Training configuration
Every fine-tuning job is defined by a JSON file matching the TrainingConfig interface.
Source: src/training/types.ts
Schema
type Framework = 'unsloth' | 'axolotl' | 'mlx';
interface TrainingConfig {
framework: Framework;
baseModel: string; // Hugging Face repo or Ollama tag
datasetPath: string; // .jsonl file (Alpaca or ShareGPT)

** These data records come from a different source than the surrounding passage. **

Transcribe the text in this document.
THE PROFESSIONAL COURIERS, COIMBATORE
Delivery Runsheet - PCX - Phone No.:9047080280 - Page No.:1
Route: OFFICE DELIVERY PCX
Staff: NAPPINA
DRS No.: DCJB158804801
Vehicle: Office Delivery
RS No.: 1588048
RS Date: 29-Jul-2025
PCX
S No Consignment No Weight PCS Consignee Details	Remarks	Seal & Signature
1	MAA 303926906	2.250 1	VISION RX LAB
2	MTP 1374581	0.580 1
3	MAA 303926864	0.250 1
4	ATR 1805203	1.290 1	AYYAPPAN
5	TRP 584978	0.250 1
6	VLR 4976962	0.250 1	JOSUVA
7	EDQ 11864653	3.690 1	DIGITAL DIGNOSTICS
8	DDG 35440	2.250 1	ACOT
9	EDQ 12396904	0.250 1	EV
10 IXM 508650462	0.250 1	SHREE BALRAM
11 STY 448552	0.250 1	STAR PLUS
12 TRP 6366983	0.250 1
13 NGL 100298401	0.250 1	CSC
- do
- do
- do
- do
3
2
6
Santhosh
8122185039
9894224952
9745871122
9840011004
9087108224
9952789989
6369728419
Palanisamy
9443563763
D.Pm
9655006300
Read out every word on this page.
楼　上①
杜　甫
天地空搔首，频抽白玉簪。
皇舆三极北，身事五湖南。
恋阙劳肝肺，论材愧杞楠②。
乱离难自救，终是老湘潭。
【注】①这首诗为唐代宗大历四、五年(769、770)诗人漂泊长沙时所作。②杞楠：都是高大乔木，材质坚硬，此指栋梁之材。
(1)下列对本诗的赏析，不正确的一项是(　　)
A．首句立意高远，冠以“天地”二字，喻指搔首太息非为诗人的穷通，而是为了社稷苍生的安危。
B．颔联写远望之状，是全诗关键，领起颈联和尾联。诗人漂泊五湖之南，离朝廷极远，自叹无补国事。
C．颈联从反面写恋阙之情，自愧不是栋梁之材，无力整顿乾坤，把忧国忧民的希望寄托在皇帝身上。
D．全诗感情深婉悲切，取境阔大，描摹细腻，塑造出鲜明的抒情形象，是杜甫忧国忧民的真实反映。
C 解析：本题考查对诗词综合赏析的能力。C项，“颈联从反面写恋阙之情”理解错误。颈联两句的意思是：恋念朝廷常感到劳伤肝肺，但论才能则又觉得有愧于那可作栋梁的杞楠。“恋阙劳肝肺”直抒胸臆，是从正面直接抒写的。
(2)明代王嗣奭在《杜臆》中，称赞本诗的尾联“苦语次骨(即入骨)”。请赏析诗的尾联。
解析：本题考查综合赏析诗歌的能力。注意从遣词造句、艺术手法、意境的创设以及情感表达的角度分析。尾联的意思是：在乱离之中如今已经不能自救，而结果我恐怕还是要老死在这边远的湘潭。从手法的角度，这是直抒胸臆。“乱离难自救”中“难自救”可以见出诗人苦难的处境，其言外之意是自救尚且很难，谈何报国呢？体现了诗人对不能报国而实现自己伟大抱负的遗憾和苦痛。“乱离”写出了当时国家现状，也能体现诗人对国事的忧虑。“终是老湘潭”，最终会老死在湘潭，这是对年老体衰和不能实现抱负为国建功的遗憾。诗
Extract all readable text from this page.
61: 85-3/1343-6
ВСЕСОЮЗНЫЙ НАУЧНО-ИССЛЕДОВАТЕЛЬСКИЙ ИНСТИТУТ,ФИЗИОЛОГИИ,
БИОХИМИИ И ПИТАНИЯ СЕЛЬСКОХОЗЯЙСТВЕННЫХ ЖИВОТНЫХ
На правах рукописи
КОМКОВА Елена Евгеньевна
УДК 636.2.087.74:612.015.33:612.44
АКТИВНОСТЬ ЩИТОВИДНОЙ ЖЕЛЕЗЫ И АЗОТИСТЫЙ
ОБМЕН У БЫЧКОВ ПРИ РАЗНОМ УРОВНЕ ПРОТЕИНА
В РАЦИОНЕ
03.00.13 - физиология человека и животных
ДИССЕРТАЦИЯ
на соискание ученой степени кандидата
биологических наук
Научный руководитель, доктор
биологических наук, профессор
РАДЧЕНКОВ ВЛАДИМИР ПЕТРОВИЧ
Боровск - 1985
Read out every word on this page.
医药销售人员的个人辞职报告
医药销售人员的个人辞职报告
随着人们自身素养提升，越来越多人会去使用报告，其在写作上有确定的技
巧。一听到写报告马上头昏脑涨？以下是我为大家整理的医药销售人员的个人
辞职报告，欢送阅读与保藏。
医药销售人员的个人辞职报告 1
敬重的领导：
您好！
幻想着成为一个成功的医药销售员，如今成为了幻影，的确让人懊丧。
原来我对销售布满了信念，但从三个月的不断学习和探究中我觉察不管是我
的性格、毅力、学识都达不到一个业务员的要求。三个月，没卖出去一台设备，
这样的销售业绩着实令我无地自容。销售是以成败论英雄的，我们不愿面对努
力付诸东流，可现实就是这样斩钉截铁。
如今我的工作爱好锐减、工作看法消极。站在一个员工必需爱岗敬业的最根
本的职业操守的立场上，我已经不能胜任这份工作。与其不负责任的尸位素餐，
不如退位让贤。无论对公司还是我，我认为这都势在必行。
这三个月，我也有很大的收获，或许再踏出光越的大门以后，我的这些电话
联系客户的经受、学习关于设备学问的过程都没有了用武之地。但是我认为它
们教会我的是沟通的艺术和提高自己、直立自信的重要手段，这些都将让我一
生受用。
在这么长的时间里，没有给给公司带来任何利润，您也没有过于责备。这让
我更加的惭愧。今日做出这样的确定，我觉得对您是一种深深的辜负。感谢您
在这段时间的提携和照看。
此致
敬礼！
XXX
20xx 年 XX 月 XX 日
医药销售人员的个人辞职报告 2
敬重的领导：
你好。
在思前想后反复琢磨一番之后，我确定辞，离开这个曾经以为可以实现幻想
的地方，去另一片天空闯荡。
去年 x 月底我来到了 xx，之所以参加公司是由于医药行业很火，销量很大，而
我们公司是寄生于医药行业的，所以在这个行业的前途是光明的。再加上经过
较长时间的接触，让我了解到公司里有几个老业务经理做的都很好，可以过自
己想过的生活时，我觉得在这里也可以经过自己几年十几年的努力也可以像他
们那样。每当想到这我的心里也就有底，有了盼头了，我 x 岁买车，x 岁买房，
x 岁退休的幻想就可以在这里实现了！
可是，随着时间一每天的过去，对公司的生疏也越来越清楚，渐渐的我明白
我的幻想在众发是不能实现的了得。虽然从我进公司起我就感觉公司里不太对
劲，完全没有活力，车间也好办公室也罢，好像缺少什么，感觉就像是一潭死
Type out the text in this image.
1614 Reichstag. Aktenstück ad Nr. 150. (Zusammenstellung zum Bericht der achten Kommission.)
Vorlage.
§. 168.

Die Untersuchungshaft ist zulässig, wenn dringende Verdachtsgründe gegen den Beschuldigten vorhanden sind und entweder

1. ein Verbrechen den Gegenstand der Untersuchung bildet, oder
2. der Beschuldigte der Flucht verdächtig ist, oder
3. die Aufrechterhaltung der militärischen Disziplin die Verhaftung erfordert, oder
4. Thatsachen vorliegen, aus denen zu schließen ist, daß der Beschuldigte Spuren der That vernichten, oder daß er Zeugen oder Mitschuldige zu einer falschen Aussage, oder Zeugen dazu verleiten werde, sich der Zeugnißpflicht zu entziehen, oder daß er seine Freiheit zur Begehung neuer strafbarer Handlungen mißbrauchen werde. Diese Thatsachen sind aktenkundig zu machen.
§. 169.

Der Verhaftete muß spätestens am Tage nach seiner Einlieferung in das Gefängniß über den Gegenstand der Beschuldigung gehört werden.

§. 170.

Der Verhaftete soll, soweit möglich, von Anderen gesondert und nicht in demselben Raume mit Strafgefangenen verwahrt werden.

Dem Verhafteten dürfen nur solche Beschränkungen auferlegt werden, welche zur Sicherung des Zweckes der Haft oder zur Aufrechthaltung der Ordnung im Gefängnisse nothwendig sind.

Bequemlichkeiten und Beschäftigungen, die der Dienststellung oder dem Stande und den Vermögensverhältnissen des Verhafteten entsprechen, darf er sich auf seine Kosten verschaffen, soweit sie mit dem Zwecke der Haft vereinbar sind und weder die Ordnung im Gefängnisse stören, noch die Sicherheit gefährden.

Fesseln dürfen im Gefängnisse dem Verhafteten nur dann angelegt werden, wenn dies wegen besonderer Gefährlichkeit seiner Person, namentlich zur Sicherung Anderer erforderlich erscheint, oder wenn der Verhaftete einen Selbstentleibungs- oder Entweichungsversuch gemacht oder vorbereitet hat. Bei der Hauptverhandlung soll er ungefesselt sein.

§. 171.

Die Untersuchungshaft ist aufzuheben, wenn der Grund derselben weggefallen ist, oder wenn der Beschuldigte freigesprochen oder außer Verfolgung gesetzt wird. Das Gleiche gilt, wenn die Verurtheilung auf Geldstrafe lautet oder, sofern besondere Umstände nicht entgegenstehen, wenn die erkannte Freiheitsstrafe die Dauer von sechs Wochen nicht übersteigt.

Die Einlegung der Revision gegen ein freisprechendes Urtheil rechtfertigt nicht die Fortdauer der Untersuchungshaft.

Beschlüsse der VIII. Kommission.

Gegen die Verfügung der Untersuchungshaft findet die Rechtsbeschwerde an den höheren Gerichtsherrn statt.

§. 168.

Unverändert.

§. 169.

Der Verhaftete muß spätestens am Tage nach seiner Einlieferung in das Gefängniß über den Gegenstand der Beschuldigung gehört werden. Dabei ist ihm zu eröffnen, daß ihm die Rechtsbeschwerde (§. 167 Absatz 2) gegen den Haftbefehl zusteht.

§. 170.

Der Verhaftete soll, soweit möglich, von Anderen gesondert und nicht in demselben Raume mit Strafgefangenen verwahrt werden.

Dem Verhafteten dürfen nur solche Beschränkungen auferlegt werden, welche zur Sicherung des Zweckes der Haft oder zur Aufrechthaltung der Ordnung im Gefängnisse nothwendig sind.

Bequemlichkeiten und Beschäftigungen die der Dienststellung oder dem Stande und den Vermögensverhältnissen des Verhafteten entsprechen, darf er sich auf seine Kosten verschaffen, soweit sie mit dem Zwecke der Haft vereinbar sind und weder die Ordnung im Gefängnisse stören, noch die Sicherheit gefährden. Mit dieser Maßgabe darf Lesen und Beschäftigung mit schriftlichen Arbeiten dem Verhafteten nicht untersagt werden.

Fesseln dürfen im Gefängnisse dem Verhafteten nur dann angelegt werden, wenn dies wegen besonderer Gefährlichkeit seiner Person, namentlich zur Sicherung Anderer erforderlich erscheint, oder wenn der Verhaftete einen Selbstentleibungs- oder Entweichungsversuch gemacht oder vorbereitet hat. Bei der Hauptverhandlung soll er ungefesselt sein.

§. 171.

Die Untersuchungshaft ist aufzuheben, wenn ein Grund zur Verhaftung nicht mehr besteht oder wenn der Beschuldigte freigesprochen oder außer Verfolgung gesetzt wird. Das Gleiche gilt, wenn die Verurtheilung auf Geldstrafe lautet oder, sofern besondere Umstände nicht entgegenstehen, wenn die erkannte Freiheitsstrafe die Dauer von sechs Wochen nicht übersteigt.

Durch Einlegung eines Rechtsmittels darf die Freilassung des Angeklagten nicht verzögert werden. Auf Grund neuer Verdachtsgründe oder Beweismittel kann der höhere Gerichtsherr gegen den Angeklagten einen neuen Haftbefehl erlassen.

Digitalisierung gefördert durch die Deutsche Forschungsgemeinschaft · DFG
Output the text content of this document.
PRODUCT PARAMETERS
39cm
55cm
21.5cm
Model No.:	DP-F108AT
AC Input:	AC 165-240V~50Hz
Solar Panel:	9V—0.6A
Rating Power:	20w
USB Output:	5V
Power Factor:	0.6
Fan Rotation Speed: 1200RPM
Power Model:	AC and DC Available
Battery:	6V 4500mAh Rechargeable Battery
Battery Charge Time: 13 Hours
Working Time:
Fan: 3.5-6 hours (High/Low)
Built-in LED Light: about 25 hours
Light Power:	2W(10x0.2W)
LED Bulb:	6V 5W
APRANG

outputDir: string; // where to save the adapter
epochs: number;
batchSize: number;
gradientAccumulation: number;
learningRate: number;
loraR: number;
loraAlpha: number;
maxSeqLength: number;
}
The four required fields are framework, baseModel, datasetPath, outputDir. Everything else has a default.
Defaults
export const TRAINING_DEFAULTS = {
epochs: 3,
batchSize: 2, // conservative for consumer VRAM
gradientAccumulation: 4,
learningRate: 2e-4,
loraR: 8, // smaller rank = less memory
loraAlpha: 16,
maxSeqLength: 2048,
};
These defaults target a 16 GB consumer GPU. Bump batchSize and loraR if you have more VRAM, lower them if you're hitting OOM.
Minimal example
{
"framework": "unsloth",
"baseModel": "meta-llama/Meta-Llama-3-8B",
"datasetPath": "./data/alpaca.jsonl",
"outputDir": "./out/llama3-finetune"
}
datasetPath and outputDir may be relative — the CLI resolves them against the directory of the config file, not the current working directory. This keeps configs portable.
Full example
{
"framework": "unsloth",
"baseModel": "meta-llama/Meta-Llama-3-8B",
"datasetPath": "./data/customer-support.jsonl",
"outputDir": "./out/support-bot",
"epochs": 5,
"batchSize": 4,
"gradientAccumulation": 2,
"learningRate": 1e-4,
"loraR": 16,
"loraAlpha": 32,
"maxSeqLength": 4096
}
Submit it
locopilot train --config train.json # Free — local in-process
locopilot train --config train.json --cloud # Pro — LocoPilot Cloud
See locopilot train for the full command surface.
Adapter selection
The framework you pick maps to a Python runner:
| Framework | Runner | Best for |
|---|---|---|
unsloth | src/training/adapters/unsloth_runner.py | Linux / Windows with NVIDIA GPU; ~2× faster than vanilla HF Trainer |
axolotl | src/training/adapters/axolotl_runner.py | More configuration knobs; multi-GPU |
mlx | src/training/adapters/mlx_runner.py | Apple Silicon (auto-selected on darwin/arm64) |
See Adapters for installation and platform notes.
Output
When training finishes, outputDir contains:
out/llama3-finetune/
├── adapter_config.json
├── adapter_model.safetensors
├── tokenizer.json
└── training_args.json
The output_path field on the job row points at this directory.